Microstructure, mechanical and anti-ablation properties of SiCnw/PyC core-shell networks reinforced C/C–ZrC–SiC composites fabricated by a multistep method of chemical liquid-vapor deposition

C/C–ZrC–SiC composites reinforced by SiC nanowire (SiCnw)/pyrocarbon (PyC) core-shell networks were prepared by a multistep method of chemical liquid-vapor deposition (CLVD). The microstructure, mechanical property and ablation resistance were researched. The investigations presented that the PyC was deposited on the SiC nanowires, and the micro-scale core-shell structures were produced. Moreover, these micro-scale structures not only connected with the fibers and matrices, but also filled the pores in the composites. In contrast with C/C–ZrC–SiC composites, the flexural modulus and strength of SiCnw/PyC-C/C–ZrC–SiC composites increased by 36.91% and 44.53%, and the fracture mode was changed from the brittle to pseudo-plastic fracture. After the oxyacetylene torch ablation at two temperatures for 90s, the composites strengthened by SiCnw/PyC core-shell possessed a better resistant ablation.

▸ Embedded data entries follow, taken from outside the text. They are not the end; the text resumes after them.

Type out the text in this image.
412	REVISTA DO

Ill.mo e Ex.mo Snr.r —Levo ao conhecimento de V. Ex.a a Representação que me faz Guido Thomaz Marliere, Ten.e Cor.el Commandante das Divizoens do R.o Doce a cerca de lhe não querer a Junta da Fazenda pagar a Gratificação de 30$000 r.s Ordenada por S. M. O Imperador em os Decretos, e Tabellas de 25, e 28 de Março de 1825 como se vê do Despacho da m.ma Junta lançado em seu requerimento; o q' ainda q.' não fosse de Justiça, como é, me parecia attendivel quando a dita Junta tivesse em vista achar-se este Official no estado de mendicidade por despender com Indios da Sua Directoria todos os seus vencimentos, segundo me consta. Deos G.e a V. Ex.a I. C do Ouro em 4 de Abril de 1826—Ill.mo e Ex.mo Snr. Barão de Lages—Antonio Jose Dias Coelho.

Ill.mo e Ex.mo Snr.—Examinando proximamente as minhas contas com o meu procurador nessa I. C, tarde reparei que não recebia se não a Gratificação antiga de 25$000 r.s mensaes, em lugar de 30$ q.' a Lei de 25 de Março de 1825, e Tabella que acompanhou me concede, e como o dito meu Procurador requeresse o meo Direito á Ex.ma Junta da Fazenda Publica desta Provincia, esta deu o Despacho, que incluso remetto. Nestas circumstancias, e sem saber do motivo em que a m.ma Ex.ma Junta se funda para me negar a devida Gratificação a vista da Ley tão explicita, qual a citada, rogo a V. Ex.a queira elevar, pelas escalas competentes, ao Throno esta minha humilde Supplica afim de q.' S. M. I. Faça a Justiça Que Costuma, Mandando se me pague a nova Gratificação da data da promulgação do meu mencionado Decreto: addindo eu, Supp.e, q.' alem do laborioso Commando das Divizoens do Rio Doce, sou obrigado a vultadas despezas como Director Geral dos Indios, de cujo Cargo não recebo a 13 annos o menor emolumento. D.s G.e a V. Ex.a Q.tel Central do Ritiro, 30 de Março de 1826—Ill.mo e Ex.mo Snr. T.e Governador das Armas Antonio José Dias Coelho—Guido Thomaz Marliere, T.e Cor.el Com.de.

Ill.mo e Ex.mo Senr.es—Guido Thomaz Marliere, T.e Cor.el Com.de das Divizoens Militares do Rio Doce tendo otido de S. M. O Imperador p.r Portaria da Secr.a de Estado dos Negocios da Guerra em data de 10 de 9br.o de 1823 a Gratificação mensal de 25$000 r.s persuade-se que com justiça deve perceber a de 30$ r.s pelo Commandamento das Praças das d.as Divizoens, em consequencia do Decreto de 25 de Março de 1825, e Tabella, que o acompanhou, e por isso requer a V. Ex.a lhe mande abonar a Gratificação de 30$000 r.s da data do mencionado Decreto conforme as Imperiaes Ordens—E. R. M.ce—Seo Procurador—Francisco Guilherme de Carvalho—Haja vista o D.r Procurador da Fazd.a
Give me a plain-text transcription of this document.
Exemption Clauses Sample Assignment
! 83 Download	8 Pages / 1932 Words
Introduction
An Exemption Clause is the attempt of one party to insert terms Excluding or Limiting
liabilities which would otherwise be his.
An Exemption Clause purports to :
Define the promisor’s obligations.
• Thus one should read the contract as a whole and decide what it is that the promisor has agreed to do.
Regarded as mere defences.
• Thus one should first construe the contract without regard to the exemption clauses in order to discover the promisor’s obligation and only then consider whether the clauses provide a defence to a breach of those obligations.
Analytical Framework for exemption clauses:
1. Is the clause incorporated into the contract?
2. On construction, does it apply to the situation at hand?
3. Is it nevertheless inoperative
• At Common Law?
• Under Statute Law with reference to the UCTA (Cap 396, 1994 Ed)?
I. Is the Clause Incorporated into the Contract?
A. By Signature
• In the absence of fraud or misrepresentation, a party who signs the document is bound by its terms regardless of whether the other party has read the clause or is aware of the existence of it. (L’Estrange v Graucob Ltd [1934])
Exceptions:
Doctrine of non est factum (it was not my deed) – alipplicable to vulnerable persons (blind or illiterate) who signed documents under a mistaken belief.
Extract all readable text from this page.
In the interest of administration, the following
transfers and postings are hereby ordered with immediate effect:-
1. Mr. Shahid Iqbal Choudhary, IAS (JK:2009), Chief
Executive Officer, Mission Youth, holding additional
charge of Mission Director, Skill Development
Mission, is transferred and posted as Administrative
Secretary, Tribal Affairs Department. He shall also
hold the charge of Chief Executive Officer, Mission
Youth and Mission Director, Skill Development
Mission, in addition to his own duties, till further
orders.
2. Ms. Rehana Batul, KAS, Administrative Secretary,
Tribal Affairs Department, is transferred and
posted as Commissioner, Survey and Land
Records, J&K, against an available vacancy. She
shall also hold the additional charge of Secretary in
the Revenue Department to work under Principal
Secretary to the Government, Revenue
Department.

At ablation temperature of 2300 °C, the mass loss rate and linear reduction rate of the composites with core-shell networks decreased by 66.18% and 57.55% in contrast with the non-reinforced composites, and declined by 56.46% and 57.48% at ablation temperature of 3000 °C. The obvious decrease of ablation rates was ascribed to the dense microstructure, the small coefficient of thermal expansion (CTE), the good thermal conductivity, and the resistant ablation roles of SiCnw/PyC core-shell systems.